Bennis poured herself more coffee and sank farther down onto the bench. “I think you’re being completely unreasonable,” she said. “You can’t let people go running off to cut their own throats. It’s not good for them.”

It was Gregor Demarkian’s opinion that most of the trouble in this world had been caused by people who thought they knew what was good for other people better than the other people themselves, but that was an argument he and Bennis had had several times, and he wasn’t going to get into it again.

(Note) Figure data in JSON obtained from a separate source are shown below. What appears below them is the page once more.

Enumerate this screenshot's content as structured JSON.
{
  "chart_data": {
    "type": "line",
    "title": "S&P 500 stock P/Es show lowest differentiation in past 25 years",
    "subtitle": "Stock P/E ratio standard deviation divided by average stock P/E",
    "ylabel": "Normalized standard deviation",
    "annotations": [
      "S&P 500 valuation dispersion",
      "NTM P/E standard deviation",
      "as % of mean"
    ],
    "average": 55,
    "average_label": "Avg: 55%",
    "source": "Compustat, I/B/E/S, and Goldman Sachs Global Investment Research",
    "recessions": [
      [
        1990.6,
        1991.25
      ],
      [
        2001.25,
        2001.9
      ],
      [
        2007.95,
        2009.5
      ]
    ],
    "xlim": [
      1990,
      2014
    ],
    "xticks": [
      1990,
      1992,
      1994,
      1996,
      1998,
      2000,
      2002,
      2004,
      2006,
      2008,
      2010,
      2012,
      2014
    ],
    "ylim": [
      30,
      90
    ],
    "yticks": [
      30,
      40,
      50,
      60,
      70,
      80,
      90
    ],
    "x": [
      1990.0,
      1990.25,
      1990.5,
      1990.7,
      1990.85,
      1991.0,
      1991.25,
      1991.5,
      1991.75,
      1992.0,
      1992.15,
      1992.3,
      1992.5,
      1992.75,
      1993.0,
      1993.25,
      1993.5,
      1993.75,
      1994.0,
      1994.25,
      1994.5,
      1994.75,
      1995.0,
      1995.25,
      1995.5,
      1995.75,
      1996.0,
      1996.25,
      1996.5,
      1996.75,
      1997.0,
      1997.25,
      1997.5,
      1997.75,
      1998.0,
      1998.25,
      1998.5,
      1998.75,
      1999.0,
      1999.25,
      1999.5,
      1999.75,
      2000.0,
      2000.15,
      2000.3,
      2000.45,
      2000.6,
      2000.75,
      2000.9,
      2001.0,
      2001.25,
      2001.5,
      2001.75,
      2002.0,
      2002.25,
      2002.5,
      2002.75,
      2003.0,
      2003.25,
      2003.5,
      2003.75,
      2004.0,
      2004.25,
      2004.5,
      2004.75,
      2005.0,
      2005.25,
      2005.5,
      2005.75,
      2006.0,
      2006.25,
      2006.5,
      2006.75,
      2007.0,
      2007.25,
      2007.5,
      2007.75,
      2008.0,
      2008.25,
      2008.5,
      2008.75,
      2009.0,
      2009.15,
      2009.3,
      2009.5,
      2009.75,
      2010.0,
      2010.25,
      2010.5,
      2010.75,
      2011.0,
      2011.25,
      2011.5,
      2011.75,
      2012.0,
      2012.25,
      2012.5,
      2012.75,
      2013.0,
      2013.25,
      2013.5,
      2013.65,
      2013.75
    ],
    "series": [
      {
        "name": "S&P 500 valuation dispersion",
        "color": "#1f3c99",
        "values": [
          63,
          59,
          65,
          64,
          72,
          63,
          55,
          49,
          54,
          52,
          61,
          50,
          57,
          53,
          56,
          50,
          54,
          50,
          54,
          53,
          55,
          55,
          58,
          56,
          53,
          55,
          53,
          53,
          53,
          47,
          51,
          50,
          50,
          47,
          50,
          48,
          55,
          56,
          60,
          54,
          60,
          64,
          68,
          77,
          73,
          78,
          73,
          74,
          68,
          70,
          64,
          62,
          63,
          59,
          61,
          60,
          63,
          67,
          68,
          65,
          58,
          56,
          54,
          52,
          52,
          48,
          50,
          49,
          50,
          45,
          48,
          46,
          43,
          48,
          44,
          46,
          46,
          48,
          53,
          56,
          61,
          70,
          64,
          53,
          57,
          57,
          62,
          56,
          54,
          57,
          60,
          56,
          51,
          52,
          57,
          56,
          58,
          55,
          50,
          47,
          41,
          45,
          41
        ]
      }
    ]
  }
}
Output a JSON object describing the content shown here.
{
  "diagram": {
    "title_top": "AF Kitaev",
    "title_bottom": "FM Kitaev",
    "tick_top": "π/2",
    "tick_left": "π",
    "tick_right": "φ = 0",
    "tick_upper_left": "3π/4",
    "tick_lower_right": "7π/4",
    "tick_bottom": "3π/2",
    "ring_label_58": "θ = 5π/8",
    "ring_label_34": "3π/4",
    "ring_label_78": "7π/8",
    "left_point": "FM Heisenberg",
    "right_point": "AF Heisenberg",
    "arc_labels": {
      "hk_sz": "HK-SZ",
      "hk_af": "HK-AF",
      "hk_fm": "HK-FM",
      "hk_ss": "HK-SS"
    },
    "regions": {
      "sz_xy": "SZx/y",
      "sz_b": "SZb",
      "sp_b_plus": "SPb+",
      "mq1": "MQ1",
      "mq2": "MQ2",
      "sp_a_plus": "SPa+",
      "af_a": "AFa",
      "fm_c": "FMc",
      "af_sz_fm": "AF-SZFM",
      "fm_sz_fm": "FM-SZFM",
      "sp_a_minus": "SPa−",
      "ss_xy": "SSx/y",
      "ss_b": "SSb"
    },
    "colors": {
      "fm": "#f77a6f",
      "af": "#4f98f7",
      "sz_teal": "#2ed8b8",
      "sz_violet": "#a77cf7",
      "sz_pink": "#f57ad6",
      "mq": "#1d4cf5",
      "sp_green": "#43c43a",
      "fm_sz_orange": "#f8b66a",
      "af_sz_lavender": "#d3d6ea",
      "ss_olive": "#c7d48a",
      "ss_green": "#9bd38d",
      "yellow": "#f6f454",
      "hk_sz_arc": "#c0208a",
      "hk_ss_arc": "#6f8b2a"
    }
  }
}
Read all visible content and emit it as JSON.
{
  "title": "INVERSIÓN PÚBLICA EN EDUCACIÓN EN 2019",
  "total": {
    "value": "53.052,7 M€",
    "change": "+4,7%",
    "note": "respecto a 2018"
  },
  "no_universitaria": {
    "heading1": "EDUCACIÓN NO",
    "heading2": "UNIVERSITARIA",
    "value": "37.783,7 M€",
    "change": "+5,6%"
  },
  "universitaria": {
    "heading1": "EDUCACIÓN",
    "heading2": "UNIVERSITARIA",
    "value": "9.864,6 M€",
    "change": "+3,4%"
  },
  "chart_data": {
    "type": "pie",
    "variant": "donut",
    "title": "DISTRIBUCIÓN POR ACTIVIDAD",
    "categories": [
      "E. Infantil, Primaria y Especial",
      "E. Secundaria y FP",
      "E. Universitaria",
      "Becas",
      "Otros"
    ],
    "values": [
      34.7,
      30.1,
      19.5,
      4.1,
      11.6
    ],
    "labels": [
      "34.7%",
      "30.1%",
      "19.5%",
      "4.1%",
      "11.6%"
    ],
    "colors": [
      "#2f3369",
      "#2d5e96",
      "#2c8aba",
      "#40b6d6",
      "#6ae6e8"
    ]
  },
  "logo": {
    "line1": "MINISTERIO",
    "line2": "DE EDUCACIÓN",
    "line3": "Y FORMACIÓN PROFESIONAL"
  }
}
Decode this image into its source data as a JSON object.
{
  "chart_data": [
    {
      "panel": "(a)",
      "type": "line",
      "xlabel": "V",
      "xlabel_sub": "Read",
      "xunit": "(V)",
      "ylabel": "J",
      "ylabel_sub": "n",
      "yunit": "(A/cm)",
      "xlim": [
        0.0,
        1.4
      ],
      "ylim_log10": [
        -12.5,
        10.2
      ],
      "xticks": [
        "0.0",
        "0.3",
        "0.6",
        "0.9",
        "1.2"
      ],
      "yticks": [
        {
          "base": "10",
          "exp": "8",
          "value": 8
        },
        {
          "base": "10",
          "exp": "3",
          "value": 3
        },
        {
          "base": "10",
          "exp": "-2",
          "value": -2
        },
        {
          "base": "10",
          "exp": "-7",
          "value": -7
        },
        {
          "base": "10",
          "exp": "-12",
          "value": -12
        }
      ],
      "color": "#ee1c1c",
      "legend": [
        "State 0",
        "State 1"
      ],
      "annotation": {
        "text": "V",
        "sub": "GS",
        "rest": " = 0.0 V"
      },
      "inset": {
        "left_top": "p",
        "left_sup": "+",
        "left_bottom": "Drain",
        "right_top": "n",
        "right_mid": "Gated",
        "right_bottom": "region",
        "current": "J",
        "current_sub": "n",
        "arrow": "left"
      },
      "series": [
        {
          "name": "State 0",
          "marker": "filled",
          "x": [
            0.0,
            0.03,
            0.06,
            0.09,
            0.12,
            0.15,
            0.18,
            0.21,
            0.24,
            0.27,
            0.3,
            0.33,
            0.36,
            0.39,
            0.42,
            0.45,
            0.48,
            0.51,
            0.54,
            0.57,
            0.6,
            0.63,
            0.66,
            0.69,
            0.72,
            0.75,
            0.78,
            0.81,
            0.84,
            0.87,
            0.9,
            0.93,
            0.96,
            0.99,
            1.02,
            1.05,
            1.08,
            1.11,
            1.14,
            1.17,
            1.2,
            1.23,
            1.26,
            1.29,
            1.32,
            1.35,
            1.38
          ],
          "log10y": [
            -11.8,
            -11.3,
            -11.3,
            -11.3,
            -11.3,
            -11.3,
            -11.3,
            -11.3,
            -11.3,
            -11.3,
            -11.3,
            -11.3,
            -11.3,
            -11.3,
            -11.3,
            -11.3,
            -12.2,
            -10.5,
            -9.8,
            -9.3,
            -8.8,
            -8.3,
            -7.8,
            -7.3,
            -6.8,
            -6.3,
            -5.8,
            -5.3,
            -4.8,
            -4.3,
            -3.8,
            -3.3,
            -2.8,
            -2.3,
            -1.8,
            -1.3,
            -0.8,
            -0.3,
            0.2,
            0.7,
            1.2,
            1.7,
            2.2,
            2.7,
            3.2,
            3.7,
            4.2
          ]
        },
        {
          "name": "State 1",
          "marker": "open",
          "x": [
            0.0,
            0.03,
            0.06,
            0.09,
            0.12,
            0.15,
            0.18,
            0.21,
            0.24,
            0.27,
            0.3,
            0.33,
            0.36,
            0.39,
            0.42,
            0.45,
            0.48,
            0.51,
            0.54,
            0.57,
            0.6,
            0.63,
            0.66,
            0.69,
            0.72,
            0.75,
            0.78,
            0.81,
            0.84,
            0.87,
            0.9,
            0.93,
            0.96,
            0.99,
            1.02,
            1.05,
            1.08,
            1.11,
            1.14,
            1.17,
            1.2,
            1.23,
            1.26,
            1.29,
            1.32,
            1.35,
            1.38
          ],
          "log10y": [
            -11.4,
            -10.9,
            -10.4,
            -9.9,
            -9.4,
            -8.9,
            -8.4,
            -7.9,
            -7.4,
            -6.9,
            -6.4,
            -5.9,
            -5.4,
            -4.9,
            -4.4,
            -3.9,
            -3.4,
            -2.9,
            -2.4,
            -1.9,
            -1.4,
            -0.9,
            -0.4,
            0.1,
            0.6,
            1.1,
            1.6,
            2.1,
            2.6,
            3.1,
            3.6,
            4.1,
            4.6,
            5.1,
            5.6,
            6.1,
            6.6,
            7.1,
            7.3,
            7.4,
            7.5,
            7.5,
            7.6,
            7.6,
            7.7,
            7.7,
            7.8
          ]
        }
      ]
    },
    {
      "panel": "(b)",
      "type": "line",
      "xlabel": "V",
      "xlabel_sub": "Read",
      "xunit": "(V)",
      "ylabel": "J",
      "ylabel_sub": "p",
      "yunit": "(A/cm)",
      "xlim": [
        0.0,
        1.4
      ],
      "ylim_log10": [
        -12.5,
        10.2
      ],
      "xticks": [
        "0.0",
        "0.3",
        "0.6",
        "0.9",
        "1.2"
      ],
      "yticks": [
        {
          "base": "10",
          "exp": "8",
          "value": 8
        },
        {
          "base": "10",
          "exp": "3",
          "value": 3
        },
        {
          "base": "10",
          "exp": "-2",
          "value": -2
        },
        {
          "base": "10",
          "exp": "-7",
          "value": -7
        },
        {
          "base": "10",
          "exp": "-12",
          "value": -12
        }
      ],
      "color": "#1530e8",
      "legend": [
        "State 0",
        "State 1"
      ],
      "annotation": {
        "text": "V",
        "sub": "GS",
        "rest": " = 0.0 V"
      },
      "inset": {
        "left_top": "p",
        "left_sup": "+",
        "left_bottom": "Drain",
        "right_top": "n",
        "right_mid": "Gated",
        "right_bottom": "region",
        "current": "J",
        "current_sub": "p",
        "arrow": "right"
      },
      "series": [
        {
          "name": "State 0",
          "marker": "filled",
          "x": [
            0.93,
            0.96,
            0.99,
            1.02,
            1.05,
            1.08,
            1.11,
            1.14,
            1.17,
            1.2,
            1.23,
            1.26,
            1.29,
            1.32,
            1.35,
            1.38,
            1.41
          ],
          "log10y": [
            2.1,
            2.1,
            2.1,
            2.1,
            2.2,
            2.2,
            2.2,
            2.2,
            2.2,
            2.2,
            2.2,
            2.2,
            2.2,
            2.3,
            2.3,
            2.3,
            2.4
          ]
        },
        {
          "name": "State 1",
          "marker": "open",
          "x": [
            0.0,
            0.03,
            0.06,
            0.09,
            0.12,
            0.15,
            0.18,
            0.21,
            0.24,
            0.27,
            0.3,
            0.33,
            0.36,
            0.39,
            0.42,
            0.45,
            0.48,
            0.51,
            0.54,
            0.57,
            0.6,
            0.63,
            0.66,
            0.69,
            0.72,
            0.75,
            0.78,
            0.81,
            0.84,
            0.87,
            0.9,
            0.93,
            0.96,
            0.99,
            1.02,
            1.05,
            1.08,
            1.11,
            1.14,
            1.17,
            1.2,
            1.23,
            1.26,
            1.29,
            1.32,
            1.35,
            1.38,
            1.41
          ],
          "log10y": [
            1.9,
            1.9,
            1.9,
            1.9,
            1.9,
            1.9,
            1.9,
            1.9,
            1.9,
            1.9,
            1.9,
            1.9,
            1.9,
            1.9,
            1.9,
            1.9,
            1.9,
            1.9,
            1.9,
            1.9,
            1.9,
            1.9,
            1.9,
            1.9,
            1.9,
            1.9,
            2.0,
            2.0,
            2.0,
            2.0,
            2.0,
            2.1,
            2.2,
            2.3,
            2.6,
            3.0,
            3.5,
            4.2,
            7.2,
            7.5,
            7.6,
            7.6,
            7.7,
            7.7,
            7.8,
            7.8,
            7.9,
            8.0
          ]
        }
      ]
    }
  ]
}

Instead, he moved closer to the window along his bench and let Father Tibor Kasparian slide in beside him.

“It’s a wonderful morning,” Father Tibor said. “Father Ryan and Father Carmichael have come up with a plan for decisive political action, and it is not completely stupid.”





Two


1


THERE WAS A FUNERAL being set up at Holy Trinity Church when Gregor passed it, going home alone after a breakfast that had been too long and composed of too much food. He had Bennis Hannaford’s stack of computer papers under his arm. Bennis had errands to do in downtown Philadelphia and no particular interest in keeping the information, or the paper it was printed on. “After all,” she said through a haze of cigarette smoke, “I got it for you. I thought you’d be interested. Things have been… quiet around here lately.” It was certainly true that things had been quiet around here lately. The world of extracurricular murders seemed to be going through a recession. Gregor still wasn’t sure he wanted Bennis thrusting four-year-old unsolved cases under his nose and insisting he do something about them—and why? Just because Hannah Krekorian had had dinner with a man who had once been accused of the crime? Gregor knew what Bennis was hinting at, but he thought it was absurd. Hannah Krekorian was a stocky, stodgy middle-aged woman. She was almost old. She was no more interested in romance, or capable of inspiring it, than Gregor was interested in the Super Bowl chances of the Philadelphia Eagles. Or was it the Flyers? Bennis and Donna had season tickets to both the football and the hockey games, but Gregor could never remember which team played which.